2022-02-24 Registration Data Accuracy Scoping Team- Meeting #19

The Registration Data Accuracy Scoping Team call will take place on Thursday, 24 February 2022 at 14:30 UTC for 60 minutes.

For other places see: https://tinyurl.com/2p98t5fz

PROPOSED AGENDA

Welcome & Chair Updates (5 minutes)
Measurement of accuracy (20 minutes)
1. Review remaining input received on google doc [docs.google.com], see page 25 - How and by whom can it be measured whether current goal(s) of existing accuracy requirements are met?
2. Confirm next steps
Accuracy working definition / construct (30 minutes)
1. Review input received (see https://docs.google.com/document/d/1JGdNLjOjhmJnj-iDaGvcVnv1gZ5tQu5C/edit [docs.google.com])
2. Confirm next steps
Review of existing data sources (30 minutes)
1. See compilation developed by Staff Support Team
2. Team to consider these existing data sources and role in assessing existing current situation & identifying possible gaps
3. Confirm next steps
Confirm action items & next meeting (Thursday 3 March at 14.00 UTC)

BACKGROUND DOCUMENTS

RECORDINGS

Audio Recording

Zoom Recording

Chat Transcript

GNSO transcripts are located on the GNSO Calendar

PARTICIPATION

CRM Attendance

Apologies:Olga Cavalli

Notes/ Action Items

Welcome & Chair Updates (5 minutes)

Due to conflict with Policy Update this meeting is scheduled for 60 minutes.
Thanks to all for doing homework in preparation for this meeting.

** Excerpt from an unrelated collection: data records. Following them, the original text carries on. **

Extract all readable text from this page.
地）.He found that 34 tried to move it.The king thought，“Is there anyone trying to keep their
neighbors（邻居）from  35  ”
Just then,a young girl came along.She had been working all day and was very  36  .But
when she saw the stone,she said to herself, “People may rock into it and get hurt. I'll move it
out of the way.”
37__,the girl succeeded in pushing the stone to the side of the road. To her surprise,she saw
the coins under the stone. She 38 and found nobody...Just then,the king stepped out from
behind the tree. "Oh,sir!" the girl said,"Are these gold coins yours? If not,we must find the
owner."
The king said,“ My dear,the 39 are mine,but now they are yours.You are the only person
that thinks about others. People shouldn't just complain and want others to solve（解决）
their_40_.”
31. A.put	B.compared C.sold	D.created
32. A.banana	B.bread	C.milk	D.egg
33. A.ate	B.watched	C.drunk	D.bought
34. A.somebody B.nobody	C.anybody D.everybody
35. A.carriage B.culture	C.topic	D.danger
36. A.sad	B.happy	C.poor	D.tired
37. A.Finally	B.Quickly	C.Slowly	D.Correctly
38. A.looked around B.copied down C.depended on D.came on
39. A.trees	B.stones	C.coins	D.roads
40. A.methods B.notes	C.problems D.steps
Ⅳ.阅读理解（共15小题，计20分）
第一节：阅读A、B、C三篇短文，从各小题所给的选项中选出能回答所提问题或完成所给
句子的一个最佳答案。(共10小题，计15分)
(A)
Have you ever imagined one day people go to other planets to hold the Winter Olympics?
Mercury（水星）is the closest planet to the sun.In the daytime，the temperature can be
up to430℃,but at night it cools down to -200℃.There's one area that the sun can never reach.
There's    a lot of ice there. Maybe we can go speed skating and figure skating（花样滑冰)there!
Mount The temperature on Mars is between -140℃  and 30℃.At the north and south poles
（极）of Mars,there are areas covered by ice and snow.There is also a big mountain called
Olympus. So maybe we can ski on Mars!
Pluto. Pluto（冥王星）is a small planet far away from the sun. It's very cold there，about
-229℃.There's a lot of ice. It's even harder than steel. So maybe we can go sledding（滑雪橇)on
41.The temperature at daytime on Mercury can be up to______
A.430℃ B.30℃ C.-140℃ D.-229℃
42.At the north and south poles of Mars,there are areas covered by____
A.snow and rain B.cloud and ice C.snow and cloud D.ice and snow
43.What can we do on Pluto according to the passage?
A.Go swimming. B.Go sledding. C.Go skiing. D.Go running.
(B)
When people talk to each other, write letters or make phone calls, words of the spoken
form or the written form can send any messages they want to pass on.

2.Measurement of accuracy (20 minutes)

a.Review remaining input received on google doc [docs.google.com], see page 25 - How and by whom can it be measured whether current goal(s) of existing accuracy requirements are met?

b.Confirm next steps

See BC input in the google doc

Comments:

Input is based on assumptions not facts.
Problematic to have ICANN org review the data as that would require data transfer to the US which may be legally difficult.
Focus is on a very small sub-set of registrations – majority of registrations are not abusive. How can that be demonstrated? If there is data available it should be provided.
Either there is a general problem that needs to be addressed or not. Focusing on a sub-set shouldn’t be the objective.
Transfers to US could be prevented by using ICANN office in Brussels.
If policy needs to be changed, there is a need to demonstrate that there is a problem, not the other way around.

See ARS Cycle 6 Report (https://whois.icann.org/sites/default/files/files/whois-ars-phase-2-report-cycle-6-15jun18_0.pdf [whois.icann.org])

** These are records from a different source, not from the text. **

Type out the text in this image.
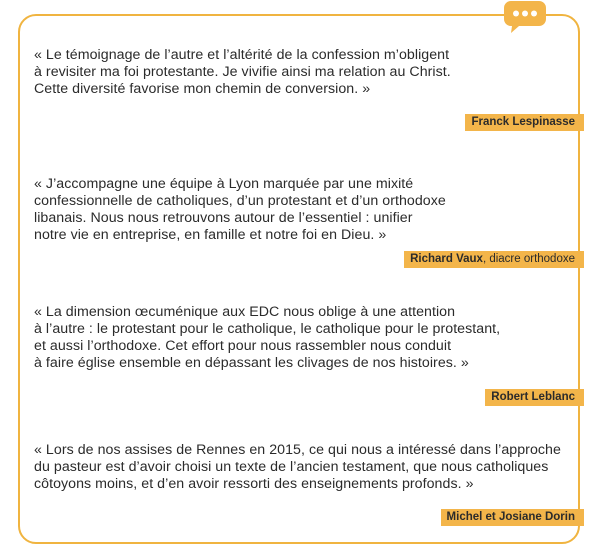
« Le témoignage de l’autre et l’altérité de la confession m’obligent
à revisiter ma foi protestante. Je vivifie ainsi ma relation au Christ.
Cette diversité favorise mon chemin de conversion. »

Franck Lespinasse

« J’accompagne une équipe à Lyon marquée par une mixité
confessionnelle de catholiques, d’un protestant et d’un orthodoxe
libanais. Nous nous retrouvons autour de l’essentiel : unifier
notre vie en entreprise, en famille et notre foi en Dieu. »

Richard Vaux, diacre orthodoxe

« La dimension œcuménique aux EDC nous oblige à une attention
à l’autre : le protestant pour le catholique, le catholique pour le protestant,
et aussi l’orthodoxe. Cet effort pour nous rassembler nous conduit
à faire église ensemble en dépassant les clivages de nos histoires. »

Robert Leblanc

« Lors de nos assises de Rennes en 2015, ce qui nous a intéressé dans l’approche
du pasteur est d’avoir choisi un texte de l’ancien testament, que nous catholiques
côtoyons moins, et d’en avoir ressorti des enseignements profonds. »

Michel et Josiane Dorin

From the report: We present here the key takeaways from the findings:

Ability to Establish Immediate Contact

Ninety-eight percent of records had at least one email or phone number meet all operability requirements of the 2009 RAA, which implies that nearly all records contain information that can be used to establish immediate contact. Only two percent of records had all contact information that met neither email nor or phone operability requirements.

‘only’ two percent of records still means over 4 million registrations (based on Q3 2021 registration numbers) that do not have contact information that meets email nor or phone operability requirements.
Does the group consider that an acceptable number? If not, what could be suggested to allow for further consideration to improve this number?

Operability Accuracy

Ninety-nine percent of postal addresses, 60 percent of telephone numbers and 92 percent of email addresses met all operability requirements of the 2009 RAA. Fifty-six percent of domains passed all operability tests for all contact types (registrant, administrative and technical) and contact modes (email, telephone and postal address), which is a 7 percent drop from Cycle 5 findings.
- Regional variations of operability accuracy are greatest for telephone, which ranges from 35 percent accurate (Asia Pacific) to 81 percent accurate (North America).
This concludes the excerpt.